'A plane taking off is as much of a miracle as an elephant flying...' |
ORDINARY phrases cannot quite sum
up the charm of Bhajju Shyam. It seems unfair to describe his adventures in London as those of an
innocent in wonderland. Or to paraphrase his take on the British capital across
the urban-rural global divide. Or to negotiate his unusual vision of western
mores as the quirky insights of a Gond tribal artist from Madhya Pradesh.
Bhajju’s first publication, “The London Jungle Book,” co-published by
Chennai-based Tara Publishing and the Museum of London,
was released at Barista’s on St. Mark’s Road on March 5, courtesy the British
Council.
His very individualistic travelogue
brilliantly recreates Bhajju’s first trip abroad in 2002 to paint traditional
Gond panels at London’s
Masala Zone restaurant over two months with fellow adivasi painter Ram Singh
Urvethi, at the instance of cultural czar Rajeev Sethi. While Bhajju’s
interpretative visuals are stunning, his narrative ~ fine-tuned by Tara’s Sirish Rao and Gita Wolf ~ is deeply autobiographical.
On 33-year-old Bhajju’s pages, London becomes a brilliant
bestiary. He interprets Big Ben as a rooster, the Gond symbol for time. His
complex emotions at leaving his village
of Patangarh are rendered
as a sad-happy face, whose banyan-like strands of hair connect with
culture-specific images like a mango for food, a porcupine to ward off the evil
eye, or a cart loaded with life’s essentials. The black-clad London crowds who disappear into pubs each
evening are interpreted as bats.
Even a random sampling captures
this wide-eyed traveler’s zest for the experience. Under a picture of an ornate
blue-grey elephant in flight, Bhajju writes, “The heaviest animal I have ever
seen is an elephant. So that is the creature that came to my mind when I painted
the plane. A plane taking off is as much of a miracle as an elephant flying. I
have put the trees upside-down in the sky, and the clouds below, because flying
turned my world upside down.”
Speaking in Hindi, Bhajju later
explains during an interview at Hotel Grand Ashok, “I’ve only painted in my
village on festive or ritual occasions. When I didn’t earn enough, I even
worked as a security guard. At Patangarh, we work mainly with four natural
pigments. But now, I use so many acrylic colours.”

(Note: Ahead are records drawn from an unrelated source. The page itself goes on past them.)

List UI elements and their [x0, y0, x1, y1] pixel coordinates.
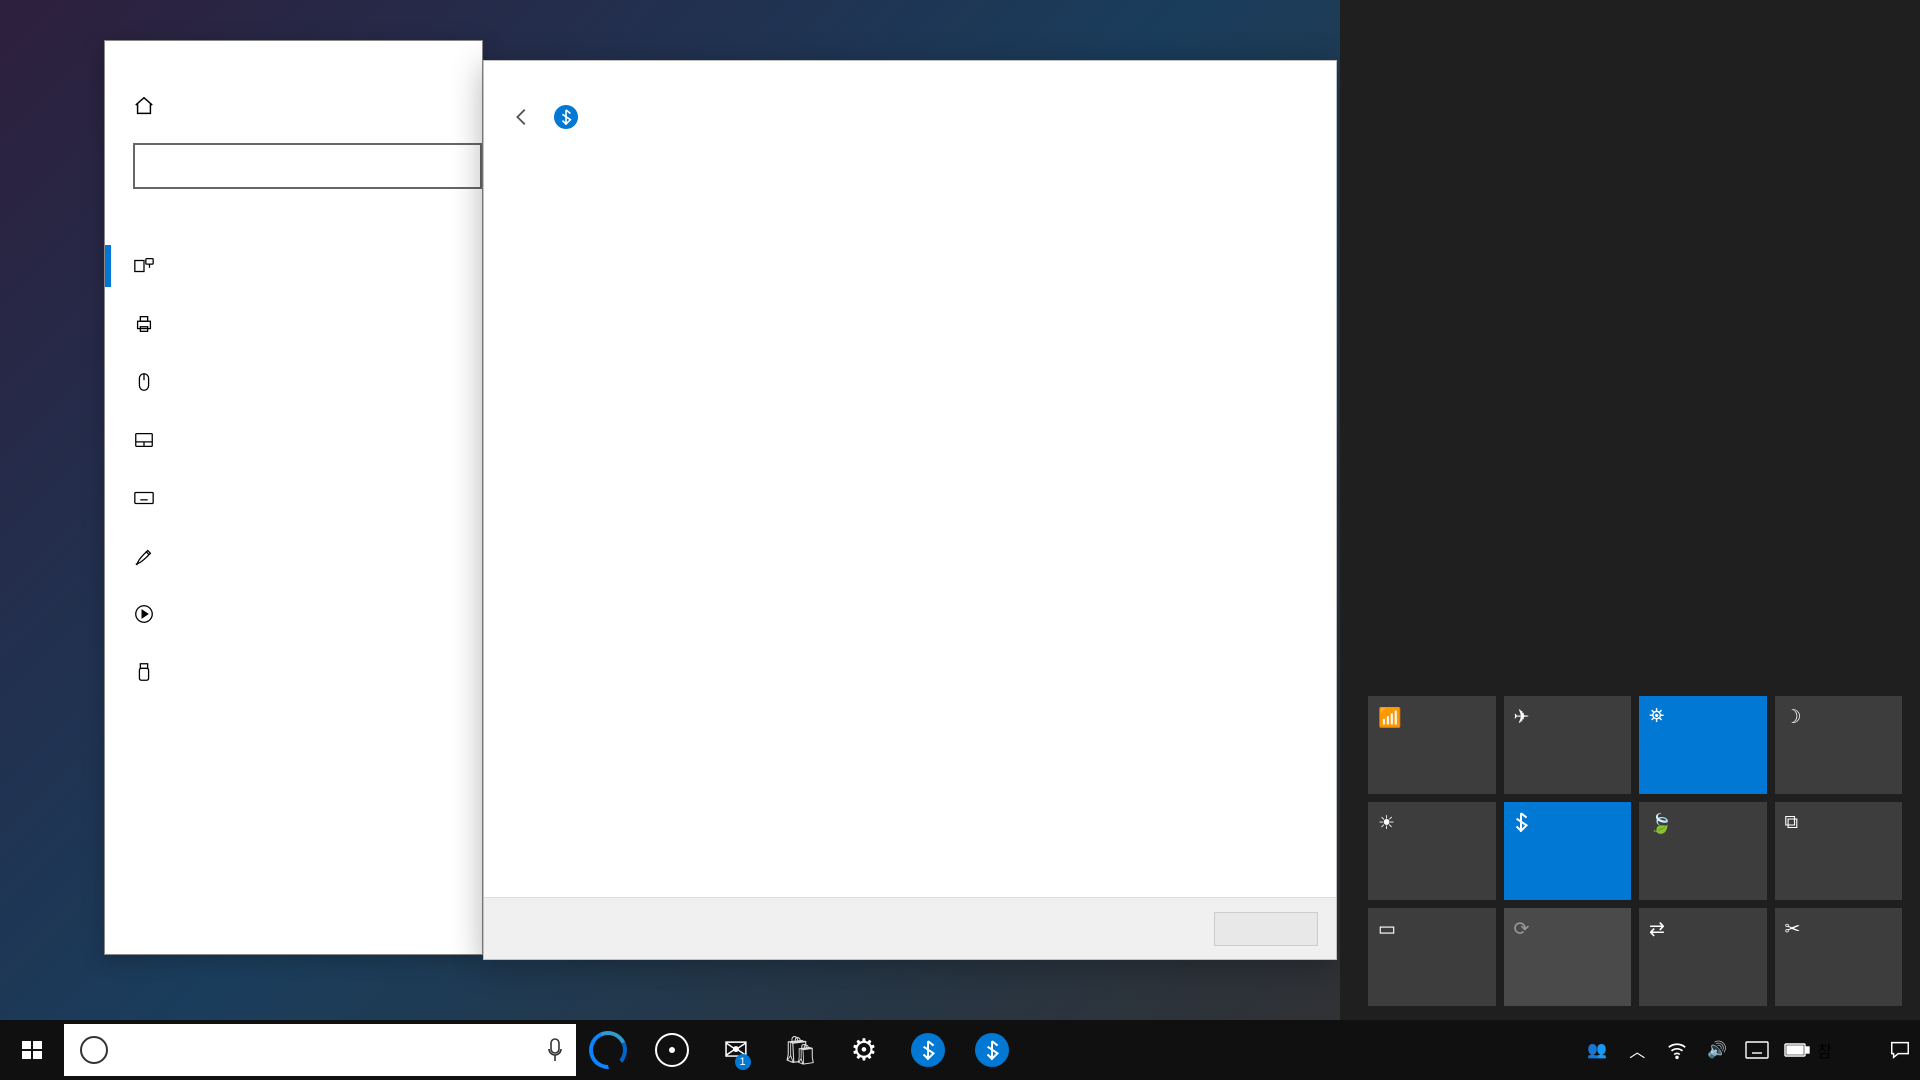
- taskbar-app-store[interactable]: 🛍: [768, 1020, 832, 1080]
- qa-project[interactable]: ⧉: [1775, 802, 1903, 900]
- chevron-up-icon: ︿: [1629, 1038, 1645, 1062]
- back-button[interactable]: [504, 99, 540, 135]
- sidebar-item-bluetooth[interactable]: [105, 237, 482, 295]
- sidebar-item-autoplay[interactable]: [105, 585, 482, 643]
- start-button[interactable]: [0, 1020, 64, 1080]
- sidebar-item-usb[interactable]: [105, 643, 482, 701]
- tray-overflow[interactable]: ︿: [1617, 1020, 1657, 1080]
- action-center: 📶 ✈ ⛯ ☽ ☀ 🍃 ⧉ ▭ ⟳ ⇄ ✂: [1340, 0, 1920, 1020]
- bluetooth-icon: [975, 1033, 1009, 1067]
- tray-wifi[interactable]: [1657, 1020, 1697, 1080]
- usb-icon: [133, 661, 155, 683]
- nearby-share-icon: ⇄: [1649, 918, 1757, 940]
- qa-nearby-sharing[interactable]: ⇄: [1639, 908, 1767, 1006]
- category-header: [105, 189, 482, 237]
- taskbar-search-input[interactable]: [122, 1038, 532, 1062]
- airplane-icon: ✈: [1514, 706, 1622, 728]
- mail-icon: ✉1: [723, 1033, 748, 1068]
- qa-rotation-lock: ⟳: [1504, 908, 1632, 1006]
- sidebar-item-pen[interactable]: [105, 527, 482, 585]
- tray-volume[interactable]: 🔊: [1697, 1020, 1737, 1080]
- taskbar-app-bluetooth-1[interactable]: [896, 1020, 960, 1080]
- taskbar: ✉1 🛍 ⚙ 👥 ︿ 🔊 참: [0, 1020, 1920, 1080]
- next-button: [1214, 912, 1318, 946]
- bluetooth-icon: [1514, 812, 1622, 834]
- wifi-icon: [1666, 1039, 1688, 1061]
- taskbar-app-groove[interactable]: [640, 1020, 704, 1080]
- autoplay-icon: [133, 603, 155, 625]
- settings-window: [104, 40, 483, 955]
- notification-icon: [1889, 1039, 1911, 1061]
- quick-actions-grid: 📶 ✈ ⛯ ☽ ☀ 🍃 ⧉ ▭ ⟳ ⇄ ✂: [1368, 696, 1902, 1006]
- bluetooth-devices-icon: [133, 255, 155, 277]
- qa-bluetooth[interactable]: [1504, 802, 1632, 900]
- printer-icon: [133, 313, 155, 335]
- home-nav[interactable]: [105, 59, 482, 143]
- qa-network[interactable]: 📶: [1368, 696, 1496, 794]
- tray-people[interactable]: 👥: [1577, 1020, 1617, 1080]
- cortana-icon: [80, 1036, 108, 1064]
- rotation-lock-icon: ⟳: [1514, 918, 1622, 940]
- qa-screen-snip[interactable]: ✂: [1775, 908, 1903, 1006]
- volume-icon: 🔊: [1707, 1040, 1727, 1060]
- pen-icon: [133, 545, 155, 567]
- mouse-icon: [133, 371, 155, 393]
- sun-icon: ☀: [1378, 812, 1486, 834]
- tray-input[interactable]: [1737, 1020, 1777, 1080]
- sidebar-item-typing[interactable]: [105, 469, 482, 527]
- taskbar-app-mail[interactable]: ✉1: [704, 1020, 768, 1080]
- bluetooth-icon: [911, 1033, 945, 1067]
- taskbar-app-bluetooth-2[interactable]: [960, 1020, 1024, 1080]
- sidebar-item-mouse[interactable]: [105, 353, 482, 411]
- dialog-footer: [484, 897, 1336, 959]
- settings-search-input[interactable]: [149, 155, 466, 178]
- home-icon: [133, 95, 155, 117]
- tray-action-center[interactable]: [1880, 1020, 1920, 1080]
- settings-search[interactable]: [133, 143, 482, 189]
- tablet-icon: ▭: [1378, 918, 1486, 940]
- qa-tablet-mode[interactable]: ▭: [1368, 908, 1496, 1006]
- project-icon: ⧉: [1785, 812, 1893, 834]
- moon-icon: ☽: [1785, 706, 1893, 728]
- qa-location[interactable]: ⛯: [1639, 696, 1767, 794]
- settings-title: [105, 41, 482, 59]
- touchpad-icon: [133, 429, 155, 451]
- people-icon: 👥: [1587, 1040, 1607, 1060]
- taskbar-search[interactable]: [64, 1024, 576, 1076]
- sidebar-item-touchpad[interactable]: [105, 411, 482, 469]
- bluetooth-icon: [554, 105, 578, 129]
- battery-leaf-icon: 🍃: [1649, 812, 1757, 834]
- bluetooth-transfer-dialog: [483, 60, 1337, 960]
- sidebar-item-printers[interactable]: [105, 295, 482, 353]
- taskbar-app-edge[interactable]: [576, 1020, 640, 1080]
- snip-icon: ✂: [1785, 918, 1893, 940]
- store-icon: 🛍: [782, 1034, 818, 1067]
- keyboard-icon: [133, 487, 155, 509]
- edge-icon: [584, 1026, 633, 1075]
- qa-flight-mode[interactable]: ✈: [1504, 696, 1632, 794]
- battery-icon: [1784, 1042, 1810, 1058]
- tray-battery[interactable]: [1777, 1020, 1817, 1080]
- qa-battery-saver[interactable]: 🍃: [1639, 802, 1767, 900]
- location-icon: ⛯: [1649, 706, 1757, 728]
- qa-focus-assist[interactable]: ☽: [1775, 696, 1903, 794]
- qa-night-light[interactable]: ☀: [1368, 802, 1496, 900]
- network-icon: 📶: [1378, 706, 1486, 728]
- taskbar-app-settings[interactable]: ⚙: [832, 1020, 896, 1080]
- mic-icon[interactable]: [546, 1037, 564, 1063]
- gear-icon: ⚙: [851, 1033, 878, 1068]
- keyboard-icon: [1745, 1041, 1769, 1059]
- groove-icon: [655, 1033, 689, 1067]
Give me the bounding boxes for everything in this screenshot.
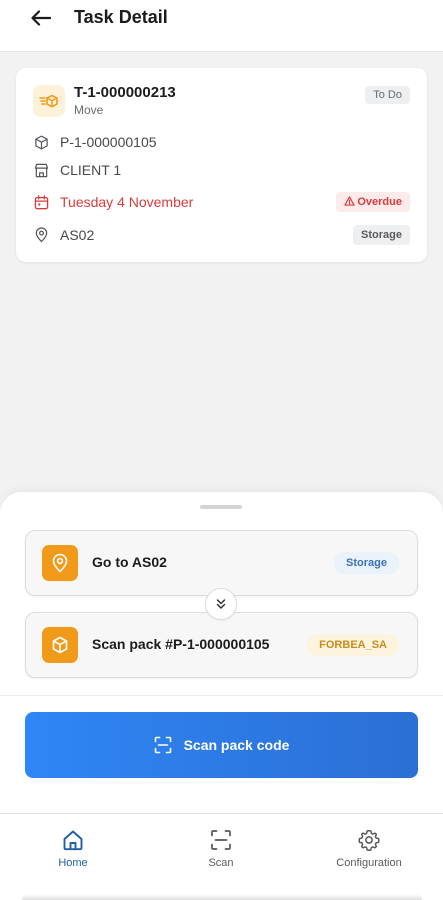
due-date-row: Tuesday 4 November [33,192,193,212]
due-date: Tuesday 4 November [60,194,194,210]
page-title: Task Detail [74,7,168,27]
scan-button-label: Scan pack code [183,737,290,753]
pack-row: P-1-000000105 [33,132,157,152]
location-pin-icon [33,227,49,243]
step-badge: Storage [334,552,399,574]
tab-configuration[interactable]: Configuration [324,814,414,874]
client-row: CLIENT 1 [33,160,121,180]
sheet-drag-handle[interactable] [200,505,242,509]
gear-icon [357,828,381,852]
scan-icon [209,828,233,852]
move-task-icon [33,85,65,117]
calendar-icon [33,194,49,210]
location-row: AS02 [33,225,94,245]
bottom-tab-bar: Home Scan Configuration [0,813,443,900]
step-scan-pack[interactable]: Scan pack #P-1-000000105 FORBEA_SA [25,612,418,678]
scan-frame-icon [154,736,172,754]
steps-bottom-sheet: Go to AS02 Storage Scan pack #P-1-000000… [0,492,443,900]
tab-home[interactable]: Home [44,814,102,874]
tab-label: Home [58,857,88,869]
location-type-badge: Storage [353,225,410,245]
home-icon [61,828,85,852]
chevrons-down-icon [216,599,226,609]
tab-label: Configuration [336,857,402,869]
store-icon [33,162,49,178]
task-id: T-1-000000213 [74,84,176,101]
tab-scan[interactable]: Scan [192,814,250,874]
tab-label: Scan [208,857,234,869]
home-indicator [22,894,422,900]
warning-icon [344,196,355,206]
step-label: Scan pack #P-1-000000105 [92,636,270,652]
status-badge: To Do [365,86,410,104]
location-code: AS02 [60,227,95,243]
scan-pack-code-button[interactable]: Scan pack code [25,712,418,778]
package-icon [33,134,49,150]
step-label: Go to AS02 [92,554,167,570]
location-pin-icon [42,545,78,581]
package-icon [42,627,78,663]
pack-id: P-1-000000105 [60,134,157,150]
task-type: Move [74,103,104,117]
client-name: CLIENT 1 [60,162,122,178]
task-card[interactable]: T-1-000000213 Move To Do P-1-000000105 C… [16,68,427,262]
arrow-left-icon [31,10,51,26]
expand-steps-button[interactable] [205,588,237,620]
overdue-badge: Overdue [336,192,410,212]
step-badge: FORBEA_SA [307,634,399,656]
back-button[interactable] [28,6,54,30]
overdue-label: Overdue [357,196,402,208]
divider [0,695,443,696]
app-header: Task Detail [0,0,443,52]
step-go-to-location[interactable]: Go to AS02 Storage [25,530,418,596]
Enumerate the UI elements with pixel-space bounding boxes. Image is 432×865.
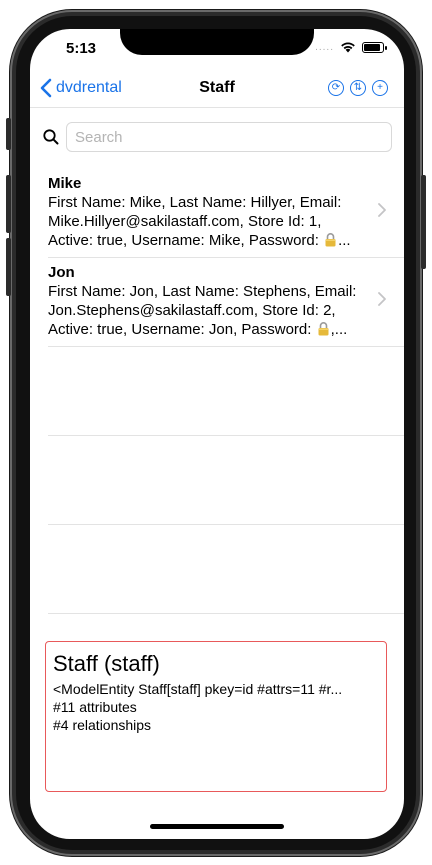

It was during a Tara-sparked 2003
illustrators’ workshop at Dakshinachitra, outside Chennai, that the publishers
first shared Bhajju’s London
experience. Over three months, the book finally took shape, a giant leap from
his inherited visual vocabulary.
Pointing to a tongue-in-cheek
self-portrait in orange legwear and fluorescent headgear, a black (very
British) brolly in hand, Bhajju says, “Here, I see myself as a Londoner on my
first trip. But when I went back in November 2004 for the book release at the Museum of London, there was less wonder in that
journey.”
“I got tired of telling my London stories to the
proud Patangarh villagers,” smiles Bhajju. “Instead of the traditional Gond
bard or bhujrukh, suddenly everyone ~ even the elders ~ wanted to listen to me.
I’m a villager who has traveled, but I know Patangarh is where I’ll always
belong. My parampara, my inheritance, is important to me.”
How does Bhajju feel about his
book’s Italian and Dutch translations?
Or the ongoing nine-month traveling UK exhibition of his art? “How
could I dream that my book would be so well-received? You know, there was an
English lady in a wheelchair who would visit the exhibition every day?”
exclaims Bhajju.
In Chennai, Tara
is already engaged with his second visual book ~ of fantastical creatures
created in his inimitable vein. And from March 8, an exhibition of Bhajju’s
drawings about the reach of radio, done for the BBC, will tour Madhya Pradesh
and Jharkhand.
Bhajju’s book raises core issues
within the visual debate. Is the contemporary-folk schism widening? Are we
re-tribalizing these artists by limiting their reach? How do we gauge
authenticity and ethnicity? Iconic crafts interpreter Jyotindra Jain brought
these into focus at the launch.
Last century, English anthropologist
Verrier Elwin married a Gond and settled among them. Today, as Bhajju observed
to his Tara editors, “Elwin sahib wrote about
my tribe; now it is my turn to write about his!” A case of tilting scales? Or
one in which the former empire bites back?
(The Hindu Metroplus, Bangalore, March 2005)
(The Hindu Metroplus, Bangalore, March 2005)
This is one of my favourite books and I was happy to 'meet' the author in this interview.